Al-Monitor learned from an informed government source that the Iraqi government is still committed to the plans of electrical connection with the Gulf states, in particular Saudi Arabia. “But those plans need at least two years to be implemented,” the source said. “They also include developing gas extraction projects from Iraqi fields. This was explained to the Iranian delegation before signing the agreement for importing electricity and gas from Iran.”

The source clarified that the Ministry of Oil is in the process of signing contracts with large international companies to develop Iraqi gas fields, and that the objective is to reduce reliance on imported gas within the next few months.
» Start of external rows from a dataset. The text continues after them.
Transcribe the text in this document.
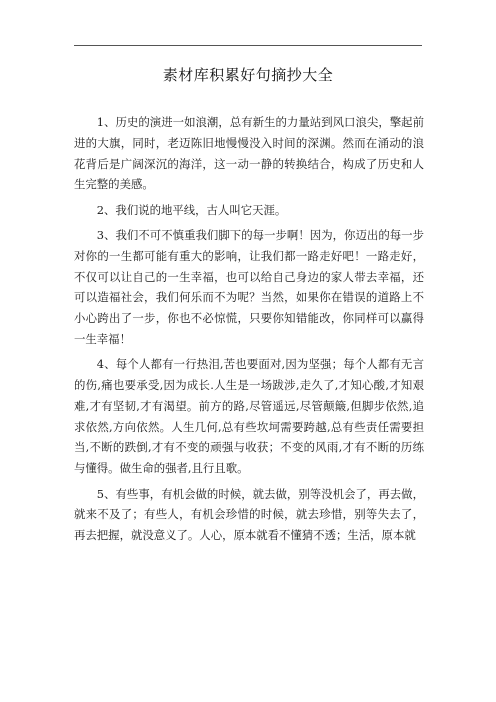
素材库积累好句摘抄大全

1、历史的演进一如浪潮，总有新生的力量站到风口浪尖，擎起前进的大旗，同时，老迈陈旧地慢慢没入时间的深渊。然而在涌动的浪花背后是广阔深沉的海洋，这一动一静的转换结合，构成了历史和人生完整的美感。

2、我们说的地平线，古人叫它天涯。

3、我们不可不慎重我们脚下的每一步啊！因为，你迈出的每一步对你的一生都可能有重大的影响，让我们都一路走好吧！一路走好，不仅可以让自己的一生幸福，也可以给自己身边的家人带去幸福，还可以造福社会，我们何乐而不为呢？当然，如果你在错误的道路上不小心跨出了一步，你也不必惊慌，只要你知错能改，你同样可以赢得一生幸福！

4、每个人都有一行热泪,苦也要面对,因为坚强；每个人都有无言的伤,痛也要承受,因为成长.人生是一场跋涉,走久了,才知心酸,才知艰难,才有坚韧,才有渴望。前方的路,尽管遥远,尽管颠簸,但脚步依然,追求依然,方向依然。人生几何,总有些坎坷需要跨越,总有些责任需要担当,不断的跌倒,才有不变的顽强与收获；不变的风雨,才有不断的历练与懂得。做生命的强者,且行且歌。

5、有些事，有机会做的时候，就去做，别等没机会了，再去做，就来不及了；有些人，有机会珍惜的时候，就去珍惜，别等失去了，再去把握，就没意义了。人心，原本就看不懂猜不透；生活，原本就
On the US grace period for Iraq for vital energy imports, the source said, “The Iraqi government expects Washington to extend its sanctions waiver to import Iranian electricity. The United States is well aware of Iraq’s dire economic conditions and of the seriousness of its gas and electricity self-sufficiency plans and projects.”

Haneen Qaddou, a member or parliament for the Fatah Alliance, told Al-Monitor, “Signing agreements with neighboring countries to supply Iraq with energy is very important to diversify sources and overcome power deficits.” Qaddou, who is a member of the parliamentary Finance Committee, said that the committee is going to host Allawi in parliament to inquire about the results of his visit to Saudi Arabia and the electricity contract signed with Iran recently.

Qaddou noted that the period of two years is logical, especially since any alternative connections with other neighboring countries need between six months to one year, and until then an energy source is needed.

In addition, Qaani discussed during the visit the Iraqi-US negotiations on the US military presence in Iraq that are expected to take place in June.

Media leaks revealed a connection between the electricity issue and the negotiations. Iran has, allegedly, offered to persuade the political forces close to it not to thwart the efforts of the Iraqi prime minister during the negotiations, in exchange for Iraq signing electricity and gas contracts with it and guaranteeing the settlement of its debts.